Just weeks into the new year, BC farmers may be starting to feel the pinch.
One thing’s for certain: their pennies won’t.
Various government policies designed to part farmers and their money have kicked in, raising the cost of doing business in BC.
Piece rates increased on January 1, six months after an increase to the hourly minimum wage. The delay was the result of a recommendation by the BC Fair Wages Commission, which didn’t want to inconvenience farmers mid-season. (Details are available here.)
A further increase on June 1, 2019 will coincide with the next increase in the province’s minimum wage, and aims to ensure all workers in the province receive the same wage regardless of employment.
Phasing out piece rates could follow a report that Karen Taylor, an adjunct professor in food and resource economics at UBC and an agriculture relationship manager with TD Bank in Langley, was asked to submit to the Fair Wage Commission by December 31.
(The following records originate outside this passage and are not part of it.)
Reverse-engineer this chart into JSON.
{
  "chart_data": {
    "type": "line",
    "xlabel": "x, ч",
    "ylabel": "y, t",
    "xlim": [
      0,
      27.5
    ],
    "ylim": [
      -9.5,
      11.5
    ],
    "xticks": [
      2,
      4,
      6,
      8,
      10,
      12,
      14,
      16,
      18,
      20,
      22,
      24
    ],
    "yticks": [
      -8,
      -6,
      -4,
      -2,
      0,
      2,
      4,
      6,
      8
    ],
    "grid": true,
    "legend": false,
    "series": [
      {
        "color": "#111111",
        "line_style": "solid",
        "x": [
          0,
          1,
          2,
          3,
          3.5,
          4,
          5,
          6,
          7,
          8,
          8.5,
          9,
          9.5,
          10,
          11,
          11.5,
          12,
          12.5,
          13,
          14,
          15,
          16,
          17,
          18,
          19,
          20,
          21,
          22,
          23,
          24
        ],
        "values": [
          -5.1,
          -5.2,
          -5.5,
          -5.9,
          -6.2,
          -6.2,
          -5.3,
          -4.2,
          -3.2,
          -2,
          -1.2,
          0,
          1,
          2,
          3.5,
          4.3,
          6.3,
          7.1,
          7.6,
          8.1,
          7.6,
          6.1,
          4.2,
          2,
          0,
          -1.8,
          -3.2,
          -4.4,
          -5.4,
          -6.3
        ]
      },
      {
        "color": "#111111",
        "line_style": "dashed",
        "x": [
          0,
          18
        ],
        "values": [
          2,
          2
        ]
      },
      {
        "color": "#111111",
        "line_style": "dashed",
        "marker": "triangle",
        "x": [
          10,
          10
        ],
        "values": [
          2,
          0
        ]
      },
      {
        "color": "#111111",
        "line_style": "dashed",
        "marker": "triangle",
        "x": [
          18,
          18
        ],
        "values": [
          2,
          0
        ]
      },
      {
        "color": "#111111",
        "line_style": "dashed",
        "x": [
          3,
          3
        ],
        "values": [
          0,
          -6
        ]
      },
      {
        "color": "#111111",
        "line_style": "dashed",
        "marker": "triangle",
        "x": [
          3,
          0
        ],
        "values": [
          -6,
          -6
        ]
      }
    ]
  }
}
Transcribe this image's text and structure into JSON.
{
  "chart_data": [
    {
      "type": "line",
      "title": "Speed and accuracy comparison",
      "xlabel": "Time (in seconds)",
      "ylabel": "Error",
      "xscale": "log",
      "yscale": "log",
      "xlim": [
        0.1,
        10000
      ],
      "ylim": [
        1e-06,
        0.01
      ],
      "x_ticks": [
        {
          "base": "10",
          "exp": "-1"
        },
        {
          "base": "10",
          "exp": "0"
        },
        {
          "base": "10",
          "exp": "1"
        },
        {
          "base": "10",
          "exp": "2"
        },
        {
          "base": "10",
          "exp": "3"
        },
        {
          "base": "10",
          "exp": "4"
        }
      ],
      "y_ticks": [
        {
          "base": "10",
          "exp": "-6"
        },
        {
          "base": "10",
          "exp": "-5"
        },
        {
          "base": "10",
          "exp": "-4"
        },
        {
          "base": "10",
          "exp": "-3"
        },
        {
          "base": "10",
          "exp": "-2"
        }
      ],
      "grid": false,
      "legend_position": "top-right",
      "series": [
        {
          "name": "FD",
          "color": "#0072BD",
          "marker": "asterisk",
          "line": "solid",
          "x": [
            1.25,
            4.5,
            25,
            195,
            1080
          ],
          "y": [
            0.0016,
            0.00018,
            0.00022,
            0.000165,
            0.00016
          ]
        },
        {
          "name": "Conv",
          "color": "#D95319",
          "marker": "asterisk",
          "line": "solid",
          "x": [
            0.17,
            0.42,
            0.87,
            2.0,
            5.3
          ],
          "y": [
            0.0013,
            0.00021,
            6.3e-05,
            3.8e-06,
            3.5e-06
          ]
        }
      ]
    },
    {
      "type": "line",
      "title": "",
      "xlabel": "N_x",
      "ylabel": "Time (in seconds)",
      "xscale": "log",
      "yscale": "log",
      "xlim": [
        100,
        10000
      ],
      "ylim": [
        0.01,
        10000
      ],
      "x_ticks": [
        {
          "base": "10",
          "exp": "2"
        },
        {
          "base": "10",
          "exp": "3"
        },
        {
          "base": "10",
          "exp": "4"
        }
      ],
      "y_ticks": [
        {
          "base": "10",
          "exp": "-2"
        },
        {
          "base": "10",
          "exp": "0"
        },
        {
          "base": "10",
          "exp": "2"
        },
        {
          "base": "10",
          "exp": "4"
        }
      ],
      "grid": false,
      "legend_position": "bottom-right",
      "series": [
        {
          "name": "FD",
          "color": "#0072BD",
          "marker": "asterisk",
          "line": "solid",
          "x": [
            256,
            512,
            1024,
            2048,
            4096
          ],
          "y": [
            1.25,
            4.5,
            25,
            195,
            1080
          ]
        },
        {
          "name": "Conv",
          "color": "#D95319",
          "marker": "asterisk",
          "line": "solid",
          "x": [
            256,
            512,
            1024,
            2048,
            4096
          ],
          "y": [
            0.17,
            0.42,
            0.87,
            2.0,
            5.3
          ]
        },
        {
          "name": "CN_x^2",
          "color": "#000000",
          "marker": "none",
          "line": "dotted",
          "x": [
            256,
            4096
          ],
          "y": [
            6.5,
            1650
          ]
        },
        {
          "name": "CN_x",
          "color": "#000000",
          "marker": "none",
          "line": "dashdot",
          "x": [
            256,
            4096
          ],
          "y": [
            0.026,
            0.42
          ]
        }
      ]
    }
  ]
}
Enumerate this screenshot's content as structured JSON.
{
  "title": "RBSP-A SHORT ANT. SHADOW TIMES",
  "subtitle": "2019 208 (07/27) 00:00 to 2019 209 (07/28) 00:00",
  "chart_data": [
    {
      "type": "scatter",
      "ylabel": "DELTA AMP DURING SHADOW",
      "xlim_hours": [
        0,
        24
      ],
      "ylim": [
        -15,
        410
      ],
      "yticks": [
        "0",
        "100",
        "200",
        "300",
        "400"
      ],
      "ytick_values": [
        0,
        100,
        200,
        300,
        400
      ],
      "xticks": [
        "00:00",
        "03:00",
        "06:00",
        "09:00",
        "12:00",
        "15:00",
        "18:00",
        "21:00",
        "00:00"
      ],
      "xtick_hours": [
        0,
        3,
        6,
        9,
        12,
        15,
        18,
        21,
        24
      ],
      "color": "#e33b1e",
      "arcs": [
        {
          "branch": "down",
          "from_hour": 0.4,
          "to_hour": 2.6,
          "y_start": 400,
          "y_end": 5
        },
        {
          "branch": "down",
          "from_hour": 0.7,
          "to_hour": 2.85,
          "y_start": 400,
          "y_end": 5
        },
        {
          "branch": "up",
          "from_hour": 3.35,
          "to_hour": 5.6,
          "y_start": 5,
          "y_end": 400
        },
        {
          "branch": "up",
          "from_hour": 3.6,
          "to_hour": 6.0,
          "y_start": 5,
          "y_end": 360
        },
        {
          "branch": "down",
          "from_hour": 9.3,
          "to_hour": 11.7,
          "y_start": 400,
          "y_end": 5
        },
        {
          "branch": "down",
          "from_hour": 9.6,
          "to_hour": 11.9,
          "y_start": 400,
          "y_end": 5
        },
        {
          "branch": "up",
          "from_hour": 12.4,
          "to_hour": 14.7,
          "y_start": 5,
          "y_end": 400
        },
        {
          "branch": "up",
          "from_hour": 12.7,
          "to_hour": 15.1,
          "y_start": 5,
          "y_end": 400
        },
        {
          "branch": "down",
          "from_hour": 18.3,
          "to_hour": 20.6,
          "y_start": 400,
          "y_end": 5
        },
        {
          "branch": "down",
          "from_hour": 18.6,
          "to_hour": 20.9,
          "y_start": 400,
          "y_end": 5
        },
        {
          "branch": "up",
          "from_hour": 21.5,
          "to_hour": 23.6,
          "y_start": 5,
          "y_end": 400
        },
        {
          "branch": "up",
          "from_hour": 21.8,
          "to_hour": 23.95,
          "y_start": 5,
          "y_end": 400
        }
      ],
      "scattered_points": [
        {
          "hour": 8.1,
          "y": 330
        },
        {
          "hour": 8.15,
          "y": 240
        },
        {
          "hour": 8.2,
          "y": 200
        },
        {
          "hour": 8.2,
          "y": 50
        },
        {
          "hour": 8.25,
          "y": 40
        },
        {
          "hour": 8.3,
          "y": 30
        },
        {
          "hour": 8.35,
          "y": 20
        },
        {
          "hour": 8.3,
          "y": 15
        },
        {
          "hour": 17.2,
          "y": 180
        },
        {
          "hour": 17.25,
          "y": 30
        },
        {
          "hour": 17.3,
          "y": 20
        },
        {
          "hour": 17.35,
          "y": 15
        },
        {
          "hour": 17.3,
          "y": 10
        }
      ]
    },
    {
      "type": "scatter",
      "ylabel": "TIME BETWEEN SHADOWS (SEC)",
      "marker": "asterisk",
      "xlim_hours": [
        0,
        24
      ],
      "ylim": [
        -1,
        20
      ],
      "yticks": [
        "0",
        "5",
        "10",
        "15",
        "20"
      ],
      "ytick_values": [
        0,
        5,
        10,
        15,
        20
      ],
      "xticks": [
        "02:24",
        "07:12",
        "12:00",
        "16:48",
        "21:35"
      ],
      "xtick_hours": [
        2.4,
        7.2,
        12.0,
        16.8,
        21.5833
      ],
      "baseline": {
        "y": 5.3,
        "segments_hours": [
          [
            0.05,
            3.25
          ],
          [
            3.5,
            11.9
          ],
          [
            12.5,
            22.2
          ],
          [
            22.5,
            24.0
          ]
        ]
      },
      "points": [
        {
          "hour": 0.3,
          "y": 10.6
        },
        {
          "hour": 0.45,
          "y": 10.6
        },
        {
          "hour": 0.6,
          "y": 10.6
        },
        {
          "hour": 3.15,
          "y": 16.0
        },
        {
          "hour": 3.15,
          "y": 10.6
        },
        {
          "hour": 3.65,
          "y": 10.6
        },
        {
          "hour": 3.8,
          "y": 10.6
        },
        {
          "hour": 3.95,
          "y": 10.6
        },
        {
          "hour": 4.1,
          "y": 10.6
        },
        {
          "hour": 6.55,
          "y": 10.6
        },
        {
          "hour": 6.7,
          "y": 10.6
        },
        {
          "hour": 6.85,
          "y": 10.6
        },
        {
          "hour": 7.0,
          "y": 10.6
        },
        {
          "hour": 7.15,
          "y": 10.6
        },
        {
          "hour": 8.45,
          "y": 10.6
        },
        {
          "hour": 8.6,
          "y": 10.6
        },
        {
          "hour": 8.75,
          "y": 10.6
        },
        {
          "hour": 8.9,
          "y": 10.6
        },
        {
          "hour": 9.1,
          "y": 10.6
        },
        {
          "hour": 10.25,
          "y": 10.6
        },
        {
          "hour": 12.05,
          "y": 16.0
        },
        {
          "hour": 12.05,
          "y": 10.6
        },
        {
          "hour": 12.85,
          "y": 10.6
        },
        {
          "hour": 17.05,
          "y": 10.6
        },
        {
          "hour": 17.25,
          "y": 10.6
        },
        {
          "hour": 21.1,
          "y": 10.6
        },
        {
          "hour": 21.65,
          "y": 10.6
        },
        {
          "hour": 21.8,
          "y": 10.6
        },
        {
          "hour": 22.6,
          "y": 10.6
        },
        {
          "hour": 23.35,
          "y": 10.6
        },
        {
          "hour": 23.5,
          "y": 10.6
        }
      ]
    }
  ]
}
The new Employer Health Tax also kicked in this month. It is a payroll tax that employers pay during the phasing out of Medical Services Plan premiums, which will occur January 1, 2020. It shifts the burden of medical premiums from individuals to businesses, and will garner $1.9 billion province wide this year. The impact is significant enough that municipalities such as Vancouver have increased property taxes to cover the effects.
The effects could chill investment in BC’s farm sector, says Reg Ens, executive director of the BC Agriculture Council.
“They’re not convinced that this government is on their side,” he said.